No matter how you look at it, Denver, Colorado, is an eco-friendly town.  A broad network of urban and mountain parks and a commitment to making the city a clean and livable place is what people say they like about this western metropolis.  That's also what attracted President Barack Obama to sign into law the $787 billion stimulus package.  As eyes focused on Denver Tuesday, locals hoped others saw a city that is taking the lead in finding solutions to climate change.

With 1,400 kilometers of bike paths in the metro area, Denver is among the most bike-friendly cities in the United States. On Bike to Work Day in late June, 35,000 Denverites road bikes to their jobs, including Mayor John Hickenlooper.

Hickenlooper is among 850 mayors across the United States who have pledged to address the impact of climate change.  Last year, Hickenlooper initiated "Greenprint Denver," a five-year, citywide plan to reduce global warming emissions by 20 percent.    
"We have got to stay focused and make sure that we are not wasting energy, so [we need] better insulation, more fuel-efficient vehicles, and the city has to take the lead," he says. "Greenprint Denver is to get all the city agencies working together to make sure that every single vehicle is getting maximum gas mileage and how to make sure that we are addressing everything the most efficient way possible and then making it possible for our citizens to share in that efficiency. It is a great way to actually put money into people's pockets these days."

Greenprint Denver did an inventory of the city's greenhouse gas emissions.
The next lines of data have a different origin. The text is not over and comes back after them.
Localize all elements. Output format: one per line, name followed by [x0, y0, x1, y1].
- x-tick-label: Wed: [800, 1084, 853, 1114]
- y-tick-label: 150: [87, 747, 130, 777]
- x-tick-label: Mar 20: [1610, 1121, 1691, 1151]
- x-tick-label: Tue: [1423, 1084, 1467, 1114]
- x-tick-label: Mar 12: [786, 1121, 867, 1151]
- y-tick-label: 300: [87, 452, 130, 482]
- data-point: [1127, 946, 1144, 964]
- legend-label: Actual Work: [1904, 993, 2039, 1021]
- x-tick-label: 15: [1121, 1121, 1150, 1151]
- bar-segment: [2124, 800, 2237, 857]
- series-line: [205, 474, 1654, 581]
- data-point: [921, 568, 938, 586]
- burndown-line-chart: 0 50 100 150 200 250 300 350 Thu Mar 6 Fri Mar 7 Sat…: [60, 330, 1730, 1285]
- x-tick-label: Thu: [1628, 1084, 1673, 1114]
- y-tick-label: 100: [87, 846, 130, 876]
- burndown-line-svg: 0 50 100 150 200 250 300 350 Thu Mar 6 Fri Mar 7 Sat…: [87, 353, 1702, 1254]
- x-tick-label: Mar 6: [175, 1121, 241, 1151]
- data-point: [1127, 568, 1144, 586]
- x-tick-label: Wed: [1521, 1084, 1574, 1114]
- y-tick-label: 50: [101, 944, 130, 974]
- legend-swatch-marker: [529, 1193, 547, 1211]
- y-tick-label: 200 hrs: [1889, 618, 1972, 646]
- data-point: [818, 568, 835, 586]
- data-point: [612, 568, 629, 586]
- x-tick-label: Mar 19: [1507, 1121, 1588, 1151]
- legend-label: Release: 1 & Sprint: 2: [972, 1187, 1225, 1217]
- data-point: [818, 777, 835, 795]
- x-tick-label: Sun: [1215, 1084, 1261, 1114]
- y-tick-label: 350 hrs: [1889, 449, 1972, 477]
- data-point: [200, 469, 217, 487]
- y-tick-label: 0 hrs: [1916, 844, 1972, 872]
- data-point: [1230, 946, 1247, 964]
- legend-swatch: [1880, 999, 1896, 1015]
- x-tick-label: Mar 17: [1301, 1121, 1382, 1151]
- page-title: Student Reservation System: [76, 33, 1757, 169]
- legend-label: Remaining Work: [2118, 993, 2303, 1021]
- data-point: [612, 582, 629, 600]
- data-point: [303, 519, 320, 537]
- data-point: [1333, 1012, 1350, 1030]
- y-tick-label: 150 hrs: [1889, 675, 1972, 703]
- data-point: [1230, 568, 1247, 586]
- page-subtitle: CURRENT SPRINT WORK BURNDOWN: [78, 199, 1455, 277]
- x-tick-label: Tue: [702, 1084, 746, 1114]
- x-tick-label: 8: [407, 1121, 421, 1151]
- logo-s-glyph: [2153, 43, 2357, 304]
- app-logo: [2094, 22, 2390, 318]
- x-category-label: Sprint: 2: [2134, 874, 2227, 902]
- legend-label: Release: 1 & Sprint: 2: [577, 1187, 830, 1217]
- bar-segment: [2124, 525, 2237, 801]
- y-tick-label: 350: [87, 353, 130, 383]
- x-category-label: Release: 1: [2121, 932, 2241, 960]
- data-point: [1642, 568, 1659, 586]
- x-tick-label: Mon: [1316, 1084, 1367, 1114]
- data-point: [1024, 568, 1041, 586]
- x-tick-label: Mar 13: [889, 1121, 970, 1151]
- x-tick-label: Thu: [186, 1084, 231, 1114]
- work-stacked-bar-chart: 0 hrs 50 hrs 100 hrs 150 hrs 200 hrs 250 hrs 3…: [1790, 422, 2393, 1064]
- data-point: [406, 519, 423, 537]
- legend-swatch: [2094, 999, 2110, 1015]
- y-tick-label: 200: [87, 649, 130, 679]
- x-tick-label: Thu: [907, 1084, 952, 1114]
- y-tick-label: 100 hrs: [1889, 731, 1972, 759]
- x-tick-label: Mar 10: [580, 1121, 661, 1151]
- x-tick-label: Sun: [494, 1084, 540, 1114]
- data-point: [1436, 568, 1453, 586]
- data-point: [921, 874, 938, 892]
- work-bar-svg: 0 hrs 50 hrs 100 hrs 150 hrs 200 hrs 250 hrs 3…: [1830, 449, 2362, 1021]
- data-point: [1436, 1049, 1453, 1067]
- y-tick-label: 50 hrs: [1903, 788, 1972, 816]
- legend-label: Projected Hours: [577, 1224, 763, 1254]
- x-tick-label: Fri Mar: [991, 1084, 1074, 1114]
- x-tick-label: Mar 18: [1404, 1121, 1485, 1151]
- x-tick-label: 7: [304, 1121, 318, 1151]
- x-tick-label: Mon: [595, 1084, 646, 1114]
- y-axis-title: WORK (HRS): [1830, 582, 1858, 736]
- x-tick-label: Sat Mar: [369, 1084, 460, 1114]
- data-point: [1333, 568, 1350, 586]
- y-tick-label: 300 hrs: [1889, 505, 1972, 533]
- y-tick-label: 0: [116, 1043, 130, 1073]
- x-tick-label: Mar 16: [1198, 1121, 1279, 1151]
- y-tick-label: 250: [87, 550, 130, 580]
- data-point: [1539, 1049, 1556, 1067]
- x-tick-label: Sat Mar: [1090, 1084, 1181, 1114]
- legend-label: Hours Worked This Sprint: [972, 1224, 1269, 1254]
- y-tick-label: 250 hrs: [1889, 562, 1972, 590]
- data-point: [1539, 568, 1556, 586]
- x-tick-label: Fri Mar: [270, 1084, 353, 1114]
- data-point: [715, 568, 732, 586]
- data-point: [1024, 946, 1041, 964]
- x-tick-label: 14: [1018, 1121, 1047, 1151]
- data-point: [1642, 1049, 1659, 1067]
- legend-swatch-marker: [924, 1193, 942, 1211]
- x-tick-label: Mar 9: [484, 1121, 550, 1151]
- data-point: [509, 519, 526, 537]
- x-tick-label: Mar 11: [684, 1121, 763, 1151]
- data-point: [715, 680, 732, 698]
Michele Weingarden, who heads the program, says that helped them identify special projects to lower Denver's carbon footprint.

"So Greenprint Denver is working on energy efficiency and renewable energy programs, water conservation, greening homes and businesses, expanding recycling, planting a million trees and building green," she says.

Hickenlooper says people in the metro area not only understand the problem of climate change, they are committed to solving it.  Recently taxpayers voted to expand public transportation by adding nearly 200 kilometers of new light and commuter rail.    

"We went out and passed four-tenths-of-a-cent-sales tax over the whole metropolitan region.  That's eight counties roughly the size of Connecticut, and yet we got every single mayor - 32 mayors, Republicans and Democrats, little tiny towns and big cities. Every mayor supported it because we realized we are here for a quality of life.  We want to grow. We want a strong economy, but we have to do it in a responsible way."

In a former warehouse in Denver's historic Lower Downtown district, John Powers runs the Alliance for Sustainable Colorado.  

"The intention was to create a hub for nonprofits, to get the synergies. They could get services, such as, we have very highspeed Internet, things they couldn't get on their own, but collectively we can provide for them. So it was a place to get them to be able to work more efficiently and effectively and get more per dollar.  We also wanted to make it a healthy building.  So that is why we made it green."

Using off-the-shelf technologies, Powers says the alliance has turned its 1906 building into a model for 21st-century energy efficiency.  

"We've changed out our lights, and we are saving approximately 40 percent. We've done more insulation.  We put film on the windows that make them heat mirrors that keep heat in the winter and out in the summer. And we have cut our annual electric consumption from 750,000-kilowatt hours to 480,000-kilowatt hours."

The building also has systems in place that drastically reduce water use.

"We've changed our toilets, urinals, faucets. We've cut our water 90 percent.  That is pretty amazing when you consider it by itself, but also it is even more amazing when you realize that there are double the number of people working in the building before we got it and easily 10 times the number of visitors."

In a tour through the building, Powers points out strategically placed signs in the corridors, in the bathrooms and offices that explain the technologies being used here.  He says it's an effort to get consumers to make some changes.  

"The features are wonderful and important to show people what they can do in their own lives, but actually we use them like honey to attract bees to show people the value and importance of collaboration in a healthy environment and setting.  This is a mission-driven organization in a mission-driven building.  So it is a holistic approach to get people to work together to solve these looming dominant problems."

That's the message that Barack Obama carried to Denver this week, with the hope that Denver's green ideas - from the flower planters, recycle bins and bike paths to the transit system, solar arrays and sustainable buildings - will flourish across the country.